Baruch's Aspiring Diplomats Awarded
Prestigious Fellowships at U.S. State Department
New York, NY – May 21, 2008 – Shirley Temple Black was one. So were Benjamin Franklin, the first President George Bush, Pamela Harriman, Richard Holbrooke, and Jeane Kirkpatrick, to name a few. And maybe one day, Baruch College junior Simon Mairzadeh (’09) will add his name to that list.
What do they have in common? All were United States ambassadors at some point in their careers. Whether or not Mairzadeh will ever join their esteemed ranks remains to be seen, but his future certainly looks bright, now that he’s been named one of only six undergraduate students nationwide to win the prestigious Council of American Ambassadors (CAA) International Affairs Fellowship.

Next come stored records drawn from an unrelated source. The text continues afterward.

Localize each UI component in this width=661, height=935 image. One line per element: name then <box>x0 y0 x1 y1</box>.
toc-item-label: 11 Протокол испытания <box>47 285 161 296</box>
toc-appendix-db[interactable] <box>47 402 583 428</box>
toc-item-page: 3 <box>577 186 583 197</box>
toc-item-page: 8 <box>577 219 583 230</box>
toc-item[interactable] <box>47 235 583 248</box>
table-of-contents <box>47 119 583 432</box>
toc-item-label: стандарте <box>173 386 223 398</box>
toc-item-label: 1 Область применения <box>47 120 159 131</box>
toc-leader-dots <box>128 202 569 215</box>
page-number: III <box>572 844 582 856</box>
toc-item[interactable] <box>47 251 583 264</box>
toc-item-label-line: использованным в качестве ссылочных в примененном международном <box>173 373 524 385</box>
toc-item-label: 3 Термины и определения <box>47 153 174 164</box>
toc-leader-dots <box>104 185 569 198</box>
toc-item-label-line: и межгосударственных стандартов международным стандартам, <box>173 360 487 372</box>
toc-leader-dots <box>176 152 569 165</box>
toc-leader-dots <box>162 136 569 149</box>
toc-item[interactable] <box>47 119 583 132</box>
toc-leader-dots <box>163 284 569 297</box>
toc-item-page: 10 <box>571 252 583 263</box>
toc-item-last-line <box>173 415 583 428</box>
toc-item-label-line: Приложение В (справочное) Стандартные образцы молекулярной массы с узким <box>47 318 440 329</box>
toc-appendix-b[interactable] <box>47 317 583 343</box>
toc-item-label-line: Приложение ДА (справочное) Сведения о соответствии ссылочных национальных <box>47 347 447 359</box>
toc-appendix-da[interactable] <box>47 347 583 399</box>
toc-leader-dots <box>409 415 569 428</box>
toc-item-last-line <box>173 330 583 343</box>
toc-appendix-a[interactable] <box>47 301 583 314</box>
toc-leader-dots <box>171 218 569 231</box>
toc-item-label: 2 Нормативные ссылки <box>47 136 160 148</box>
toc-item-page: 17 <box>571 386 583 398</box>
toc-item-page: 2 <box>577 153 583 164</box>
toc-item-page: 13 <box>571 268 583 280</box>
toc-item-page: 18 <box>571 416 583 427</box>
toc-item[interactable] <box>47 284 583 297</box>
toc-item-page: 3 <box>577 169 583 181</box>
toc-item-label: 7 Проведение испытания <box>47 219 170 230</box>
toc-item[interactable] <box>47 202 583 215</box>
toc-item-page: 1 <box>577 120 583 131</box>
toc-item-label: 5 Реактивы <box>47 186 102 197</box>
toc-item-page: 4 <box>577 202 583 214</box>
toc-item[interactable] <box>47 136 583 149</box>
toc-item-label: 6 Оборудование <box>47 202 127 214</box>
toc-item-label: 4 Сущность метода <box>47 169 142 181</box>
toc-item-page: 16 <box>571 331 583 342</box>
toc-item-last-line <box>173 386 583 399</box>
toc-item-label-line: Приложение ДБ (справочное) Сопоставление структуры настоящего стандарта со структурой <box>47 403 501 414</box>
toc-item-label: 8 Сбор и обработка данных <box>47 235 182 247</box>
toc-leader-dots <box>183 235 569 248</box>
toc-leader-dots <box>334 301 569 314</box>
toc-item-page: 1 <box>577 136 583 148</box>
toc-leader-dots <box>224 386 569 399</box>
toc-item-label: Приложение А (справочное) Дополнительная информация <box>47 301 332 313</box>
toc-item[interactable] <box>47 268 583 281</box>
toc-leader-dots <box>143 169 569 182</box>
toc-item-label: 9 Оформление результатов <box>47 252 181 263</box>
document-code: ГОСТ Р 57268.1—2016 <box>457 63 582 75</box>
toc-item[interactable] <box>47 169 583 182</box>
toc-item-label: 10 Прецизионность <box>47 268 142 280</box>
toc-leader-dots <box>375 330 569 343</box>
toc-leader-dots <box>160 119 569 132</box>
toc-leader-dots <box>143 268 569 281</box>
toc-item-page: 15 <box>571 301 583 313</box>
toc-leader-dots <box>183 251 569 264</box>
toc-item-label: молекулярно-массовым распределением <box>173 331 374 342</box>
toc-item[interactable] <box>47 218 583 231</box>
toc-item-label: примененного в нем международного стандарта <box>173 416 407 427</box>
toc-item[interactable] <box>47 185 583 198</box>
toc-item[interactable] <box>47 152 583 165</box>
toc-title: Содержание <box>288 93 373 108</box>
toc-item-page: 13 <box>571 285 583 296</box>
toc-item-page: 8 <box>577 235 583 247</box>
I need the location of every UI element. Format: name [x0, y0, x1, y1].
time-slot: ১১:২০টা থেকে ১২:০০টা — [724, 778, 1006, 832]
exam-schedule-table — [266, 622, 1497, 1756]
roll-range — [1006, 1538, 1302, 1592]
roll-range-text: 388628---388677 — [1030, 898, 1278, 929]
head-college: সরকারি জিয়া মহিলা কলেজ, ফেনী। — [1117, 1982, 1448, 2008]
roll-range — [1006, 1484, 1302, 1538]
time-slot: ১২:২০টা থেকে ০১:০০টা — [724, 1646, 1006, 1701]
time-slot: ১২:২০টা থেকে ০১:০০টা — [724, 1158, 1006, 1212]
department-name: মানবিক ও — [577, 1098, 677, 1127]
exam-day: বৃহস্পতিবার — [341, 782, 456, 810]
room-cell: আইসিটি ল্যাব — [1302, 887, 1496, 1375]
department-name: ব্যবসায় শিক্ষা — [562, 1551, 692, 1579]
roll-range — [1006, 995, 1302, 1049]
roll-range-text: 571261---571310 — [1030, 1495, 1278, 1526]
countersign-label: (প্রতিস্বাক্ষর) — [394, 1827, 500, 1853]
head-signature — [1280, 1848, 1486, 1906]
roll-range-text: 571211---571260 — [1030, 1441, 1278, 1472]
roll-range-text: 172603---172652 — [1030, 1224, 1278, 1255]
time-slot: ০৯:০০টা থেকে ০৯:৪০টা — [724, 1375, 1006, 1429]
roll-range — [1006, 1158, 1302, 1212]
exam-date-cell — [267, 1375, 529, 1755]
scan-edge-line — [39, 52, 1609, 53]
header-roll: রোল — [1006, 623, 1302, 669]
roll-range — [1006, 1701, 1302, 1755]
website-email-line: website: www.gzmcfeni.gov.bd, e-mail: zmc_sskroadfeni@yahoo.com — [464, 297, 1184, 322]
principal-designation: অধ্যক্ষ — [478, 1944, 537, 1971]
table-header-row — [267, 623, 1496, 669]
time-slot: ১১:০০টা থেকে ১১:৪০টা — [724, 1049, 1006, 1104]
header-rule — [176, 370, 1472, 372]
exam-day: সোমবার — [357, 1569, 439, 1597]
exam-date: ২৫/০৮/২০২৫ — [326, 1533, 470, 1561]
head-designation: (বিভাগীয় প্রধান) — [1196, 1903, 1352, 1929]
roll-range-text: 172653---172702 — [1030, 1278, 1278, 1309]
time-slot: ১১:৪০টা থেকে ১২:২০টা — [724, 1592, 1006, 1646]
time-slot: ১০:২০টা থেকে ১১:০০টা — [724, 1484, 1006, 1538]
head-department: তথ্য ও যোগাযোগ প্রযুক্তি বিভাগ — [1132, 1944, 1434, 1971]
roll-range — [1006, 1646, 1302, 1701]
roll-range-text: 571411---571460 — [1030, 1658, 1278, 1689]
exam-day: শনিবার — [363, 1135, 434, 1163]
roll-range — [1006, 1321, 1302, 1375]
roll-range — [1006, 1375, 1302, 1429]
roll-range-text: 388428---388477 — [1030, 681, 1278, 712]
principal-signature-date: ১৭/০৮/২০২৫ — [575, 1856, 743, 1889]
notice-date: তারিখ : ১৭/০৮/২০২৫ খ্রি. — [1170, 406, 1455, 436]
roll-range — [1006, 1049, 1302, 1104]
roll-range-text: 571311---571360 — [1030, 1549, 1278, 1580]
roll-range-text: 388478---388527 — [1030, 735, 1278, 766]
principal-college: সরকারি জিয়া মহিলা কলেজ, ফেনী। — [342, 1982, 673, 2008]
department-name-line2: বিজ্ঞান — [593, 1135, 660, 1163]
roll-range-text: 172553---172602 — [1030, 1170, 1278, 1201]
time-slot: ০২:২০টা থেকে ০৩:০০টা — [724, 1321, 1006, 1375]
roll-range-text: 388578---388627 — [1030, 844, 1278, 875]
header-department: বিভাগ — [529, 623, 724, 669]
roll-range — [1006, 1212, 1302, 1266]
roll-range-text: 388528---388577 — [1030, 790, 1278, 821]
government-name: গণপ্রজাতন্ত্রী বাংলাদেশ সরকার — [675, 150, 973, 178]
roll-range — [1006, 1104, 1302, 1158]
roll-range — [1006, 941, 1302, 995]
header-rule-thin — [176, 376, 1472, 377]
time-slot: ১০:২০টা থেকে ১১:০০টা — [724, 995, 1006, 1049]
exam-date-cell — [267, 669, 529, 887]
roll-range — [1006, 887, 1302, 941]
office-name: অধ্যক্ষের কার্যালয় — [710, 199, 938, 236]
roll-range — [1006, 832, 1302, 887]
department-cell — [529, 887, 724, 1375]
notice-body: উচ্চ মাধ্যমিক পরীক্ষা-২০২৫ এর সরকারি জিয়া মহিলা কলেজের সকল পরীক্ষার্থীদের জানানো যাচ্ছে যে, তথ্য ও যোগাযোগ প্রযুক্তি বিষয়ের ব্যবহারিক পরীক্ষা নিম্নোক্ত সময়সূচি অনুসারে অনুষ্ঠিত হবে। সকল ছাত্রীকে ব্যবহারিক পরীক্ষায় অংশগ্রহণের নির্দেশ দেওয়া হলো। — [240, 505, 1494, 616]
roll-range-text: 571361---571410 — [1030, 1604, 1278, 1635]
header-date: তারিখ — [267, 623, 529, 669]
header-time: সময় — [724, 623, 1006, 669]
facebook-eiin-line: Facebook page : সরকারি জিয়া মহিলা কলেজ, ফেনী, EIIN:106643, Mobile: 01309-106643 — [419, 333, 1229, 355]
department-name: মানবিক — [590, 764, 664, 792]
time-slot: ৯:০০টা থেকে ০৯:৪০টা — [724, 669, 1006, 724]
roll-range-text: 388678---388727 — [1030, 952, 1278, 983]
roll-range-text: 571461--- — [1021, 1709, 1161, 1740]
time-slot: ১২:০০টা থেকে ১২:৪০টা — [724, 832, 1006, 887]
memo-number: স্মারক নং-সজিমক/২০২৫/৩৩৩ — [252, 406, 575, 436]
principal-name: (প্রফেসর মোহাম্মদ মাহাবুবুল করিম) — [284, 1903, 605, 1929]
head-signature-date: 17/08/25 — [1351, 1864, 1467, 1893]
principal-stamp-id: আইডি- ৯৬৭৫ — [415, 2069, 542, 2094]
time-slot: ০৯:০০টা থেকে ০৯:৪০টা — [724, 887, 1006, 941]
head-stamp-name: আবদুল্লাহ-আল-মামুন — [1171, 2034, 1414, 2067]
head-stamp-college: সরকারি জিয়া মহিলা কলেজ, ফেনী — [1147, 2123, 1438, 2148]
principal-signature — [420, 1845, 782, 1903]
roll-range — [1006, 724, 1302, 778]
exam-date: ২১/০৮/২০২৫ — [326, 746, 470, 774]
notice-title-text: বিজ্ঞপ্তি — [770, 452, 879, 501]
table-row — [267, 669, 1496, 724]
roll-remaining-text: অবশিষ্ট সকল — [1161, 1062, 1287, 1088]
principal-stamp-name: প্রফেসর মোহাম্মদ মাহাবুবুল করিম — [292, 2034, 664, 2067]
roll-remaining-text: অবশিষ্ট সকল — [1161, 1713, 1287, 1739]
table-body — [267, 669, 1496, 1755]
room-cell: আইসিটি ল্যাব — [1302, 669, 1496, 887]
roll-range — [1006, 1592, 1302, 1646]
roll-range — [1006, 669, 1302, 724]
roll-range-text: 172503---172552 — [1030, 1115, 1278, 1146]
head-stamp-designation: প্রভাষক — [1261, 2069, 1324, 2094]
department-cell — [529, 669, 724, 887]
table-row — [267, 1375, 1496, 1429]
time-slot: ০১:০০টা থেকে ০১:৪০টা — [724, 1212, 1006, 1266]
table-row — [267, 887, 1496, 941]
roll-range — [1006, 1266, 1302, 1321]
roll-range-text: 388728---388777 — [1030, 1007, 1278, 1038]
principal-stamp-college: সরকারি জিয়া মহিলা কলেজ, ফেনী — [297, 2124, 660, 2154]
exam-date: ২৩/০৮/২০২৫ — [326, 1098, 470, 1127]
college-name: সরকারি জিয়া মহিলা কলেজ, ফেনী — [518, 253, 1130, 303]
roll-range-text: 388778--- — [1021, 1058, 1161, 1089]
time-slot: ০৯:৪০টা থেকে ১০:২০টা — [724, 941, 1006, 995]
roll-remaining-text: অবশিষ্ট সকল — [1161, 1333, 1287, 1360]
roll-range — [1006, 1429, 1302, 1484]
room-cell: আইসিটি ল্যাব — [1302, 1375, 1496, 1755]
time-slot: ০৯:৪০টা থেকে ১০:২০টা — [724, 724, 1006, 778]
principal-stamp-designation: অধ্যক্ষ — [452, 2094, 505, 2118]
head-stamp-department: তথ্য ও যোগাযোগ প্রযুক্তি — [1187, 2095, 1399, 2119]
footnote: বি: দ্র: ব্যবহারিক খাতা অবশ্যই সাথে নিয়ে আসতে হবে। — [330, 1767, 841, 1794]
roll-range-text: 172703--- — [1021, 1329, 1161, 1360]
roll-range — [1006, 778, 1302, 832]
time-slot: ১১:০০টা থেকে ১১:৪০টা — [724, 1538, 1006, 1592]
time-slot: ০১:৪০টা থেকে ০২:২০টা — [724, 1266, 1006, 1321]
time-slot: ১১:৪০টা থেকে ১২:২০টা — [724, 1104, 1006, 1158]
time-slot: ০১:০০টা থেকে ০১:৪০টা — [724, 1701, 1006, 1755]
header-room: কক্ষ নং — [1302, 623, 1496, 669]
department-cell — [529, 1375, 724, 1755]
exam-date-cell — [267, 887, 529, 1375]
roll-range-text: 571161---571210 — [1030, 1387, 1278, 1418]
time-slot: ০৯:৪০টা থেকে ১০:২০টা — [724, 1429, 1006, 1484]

The Fellowship program, which runs in tandem with a summer internship at the Department of State in Washington, D.C. pairs each of the six participants with a former U.S. ambassador, who acts as a mentor dispensing career advice and his expertise on international affairs. According to a spokesperson for the CAA, Mairzadeh will work with Julia Chang Bloch, who was the U.S. Ambassador to Nepal from 1989-1993.
A Long Island native, Mairzadeh is the first Baruch student to win this award. The other five winners are from institutions that include Harvard University and Wellesley College.
For his State Department internship, Mairzadeh said that he has been assigned to the Bureau of Near Eastern Affairs, where he will spend at least eight hours each weekday working on various projects.
A self-described Asia buff, Mairzadeh has already had a lot of exposure to various aspects of that continent. He just finished this semester at Hong Kong University, spent last semester interning at the Asia Society in New York, and last summer teaching English in Shanghai, China. He has also traveled to Thailand, Cambodia, Laos, and the Philippines.
In addition to the CAA Fellowship, Mairzadeh and Sean Perryman (’08) are this year’s winners of the celebrated Colin Powell Fellowship in International Diplomacy. Perryman will join Mairzadeh in Washington, D.C. next month, but will work in the Intelligence and Research Department. Both students said they are thrilled to have won this award.
The Colin Powell Fellowship program was established and funded by Baruch alumnus and former U.S. Ambassador to the Slovak Republic, Carl Spielvogel (’52). He has said that its purpose is to “interest outstanding young people in the possibility of pursuing careers in the State Department.” Powell is also a graduate of City College.